The descendant tasks of a given task are a set of all its child tasks and their descendants.

directive

In C/C++ a #pragma preprocessor entity.

In Fortran a comment which follows a given syntax.

dynamic extent

A dynamic extent is the interval between establishing an execution entity and its explicit disestablishment. Dynamic extents always obey a stack-like discipline while running the code, and include any code in called routines as well as any implicit code introduced by the OmpSs-2 implementation.

executable directive

A directive that annotates an executable statement.

expression

A combination of one or more data components and operators that the base program language may understand.

function task

In C, a task declared by a task directive at file-scope that comes before a declaration that declares a single function or comes before a function-definition. In both cases the declarator should include a parameter type list.
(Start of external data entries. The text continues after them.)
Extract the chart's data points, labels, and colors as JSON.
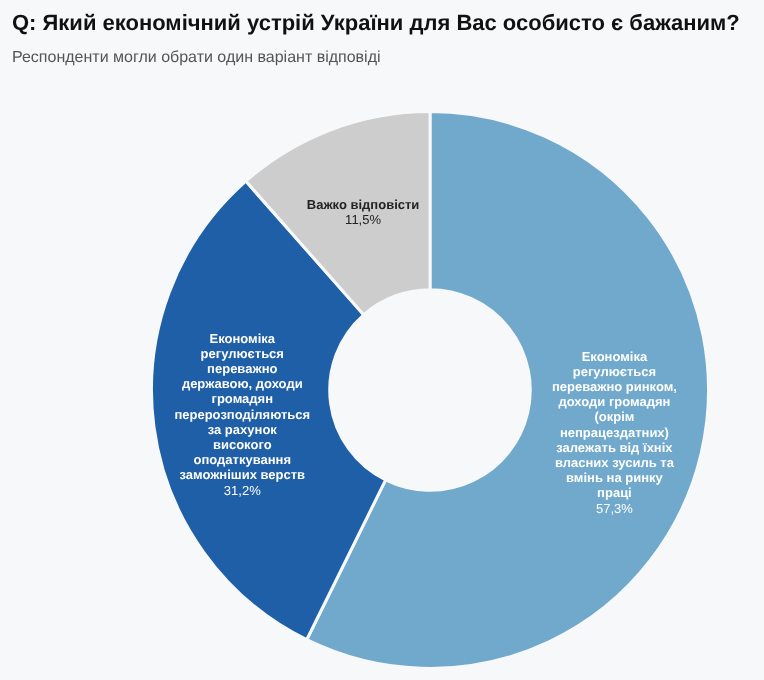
{
  "chart_data": {
    "type": "donut",
    "title": "Q: Який економічний устрій України для Вас особисто є бажаним?",
    "subtitle": "Респонденти могли обрати один варіант відповіді",
    "categories": [
      "Економіка регулюється переважно ринком, доходи громадян (окрім непрацездатних) залежать від їхніх власних зусиль та вмінь на ринку праці",
      "Економіка регулюється переважно державою, доходи громадян перерозподіляються за рахунок високого оподаткування заможніших верств",
      "Важко відповісти"
    ],
    "values": [
      57.3,
      31.2,
      11.5
    ],
    "colors": [
      "#70a9cc",
      "#1f5fa7",
      "#cdcdcd"
    ],
    "value_labels": [
      "57,3%",
      "31,2%",
      "11,5%"
    ]
  }
}
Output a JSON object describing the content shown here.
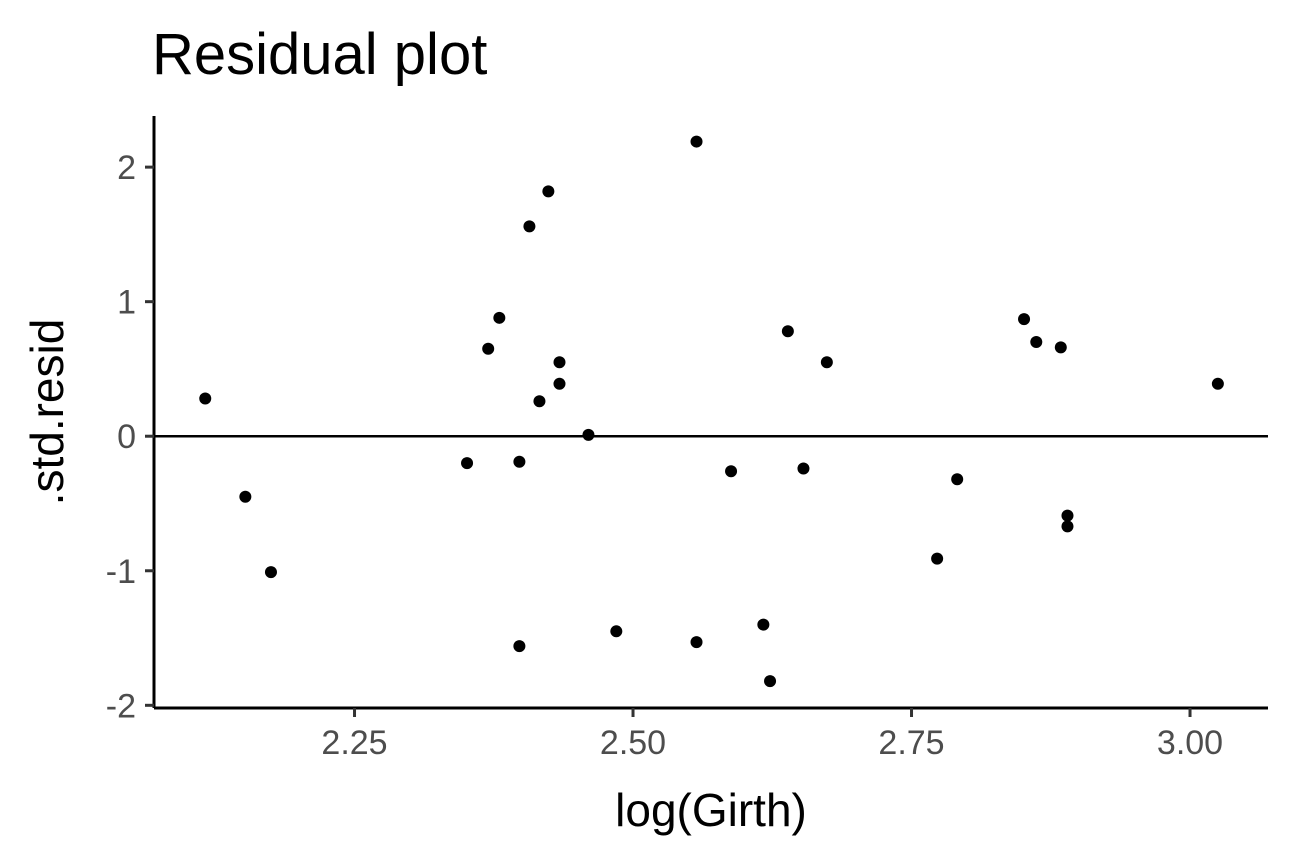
{
  "chart_data": {
    "type": "scatter",
    "title": "Residual plot",
    "xlabel": "log(Girth)",
    "ylabel": ".std.resid",
    "xlim": [
      2.07,
      3.07
    ],
    "ylim": [
      -2.02,
      2.38
    ],
    "x_ticks": [
      {
        "value": 2.25,
        "label": "2.25"
      },
      {
        "value": 2.5,
        "label": "2.50"
      },
      {
        "value": 2.75,
        "label": "2.75"
      },
      {
        "value": 3.0,
        "label": "3.00"
      }
    ],
    "y_ticks": [
      {
        "value": 2,
        "label": "2"
      },
      {
        "value": 1,
        "label": "1"
      },
      {
        "value": 0,
        "label": "0"
      },
      {
        "value": -1,
        "label": "-1"
      },
      {
        "value": -2,
        "label": "-2"
      }
    ],
    "reference_line_y": 0,
    "grid": false,
    "point_color": "#000000",
    "points": [
      {
        "x": 2.116,
        "y": 0.28
      },
      {
        "x": 2.152,
        "y": -0.45
      },
      {
        "x": 2.175,
        "y": -1.01
      },
      {
        "x": 2.351,
        "y": -0.2
      },
      {
        "x": 2.37,
        "y": 0.65
      },
      {
        "x": 2.38,
        "y": 0.88
      },
      {
        "x": 2.398,
        "y": -0.19
      },
      {
        "x": 2.398,
        "y": -1.56
      },
      {
        "x": 2.407,
        "y": 1.56
      },
      {
        "x": 2.416,
        "y": 0.26
      },
      {
        "x": 2.424,
        "y": 1.82
      },
      {
        "x": 2.434,
        "y": 0.55
      },
      {
        "x": 2.434,
        "y": 0.39
      },
      {
        "x": 2.46,
        "y": 0.01
      },
      {
        "x": 2.485,
        "y": -1.45
      },
      {
        "x": 2.557,
        "y": 2.19
      },
      {
        "x": 2.557,
        "y": -1.53
      },
      {
        "x": 2.588,
        "y": -0.26
      },
      {
        "x": 2.617,
        "y": -1.4
      },
      {
        "x": 2.623,
        "y": -1.82
      },
      {
        "x": 2.639,
        "y": 0.78
      },
      {
        "x": 2.653,
        "y": -0.24
      },
      {
        "x": 2.674,
        "y": 0.55
      },
      {
        "x": 2.773,
        "y": -0.91
      },
      {
        "x": 2.791,
        "y": -0.32
      },
      {
        "x": 2.851,
        "y": 0.87
      },
      {
        "x": 2.862,
        "y": 0.7
      },
      {
        "x": 2.884,
        "y": 0.66
      },
      {
        "x": 2.89,
        "y": -0.59
      },
      {
        "x": 2.89,
        "y": -0.67
      },
      {
        "x": 3.025,
        "y": 0.39
      }
    ]
  }
}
In C++, a task declared by a task directive at namespace-scope or class-scope that comes before a function-definition or comes before a declaration or member-declaration that declares a single function.

In Fortran, a task declared by a task directive that comes before a the SUBROUTINE statement of an external-subprogram, internal-subprogram or an interface-body.

inline task

In C/C++ an explicit task created by a task directive in a statement inside a function-definition.

In Fortran, an explicit task created by a task directive in the executable part of a program unit.

lexical scope

The lexical scope is the portion of code which is lexically (i.e. textually) contained within the establishing construct including any implicit code lexically introduced by the OmpSs-2 implementation. The lexical scope does not include any code in called routines.

outline tasks

An outlined task is also know as a function task.

predecessor task

A task becomes predecessor of another task when there are dependences between both (i.e. its successor tasks). In other words, there is a restriction in the order the runtime system must execute them: all predecessor tasks must complete before a successor task can be executed.

parent task

A task encountering another task’s generating code is its parent task.

ready task pool

The set of tasks ready to be executed (i.e. they are not blocked by any condition).

structured block

An executable statement with a single entry point (at the top) and a single exit point (at the bottom).

successor task

A task becomes successor of another task when there are dependences between them (i.e. its predecessor task and itself). In other words, there is a restriction in the order the runtime system must execute them: all predecessor tasks must complete before a successor task can be executed.

task

A task is the minimum execution entity that can be managed independently by the runtime scheduler (although a single task may be executed at different phases according to its task scheduling points). Tasks in OmpSs-2 can be created by any task generating code.

task dependency graph

The set of tasks and its relationships (successor / predecessor) with respect to the correspondant scheduling restrictions.

task generating code

The code which creates a new task upon being executed. In OmpSs-2, it can occur when encountering a task construct, a loop construct or when calling a routine annotated with a task declarative directive.

task scheduling point

The different points in which the runtime system may suspend the execution of the current task and execute a different one.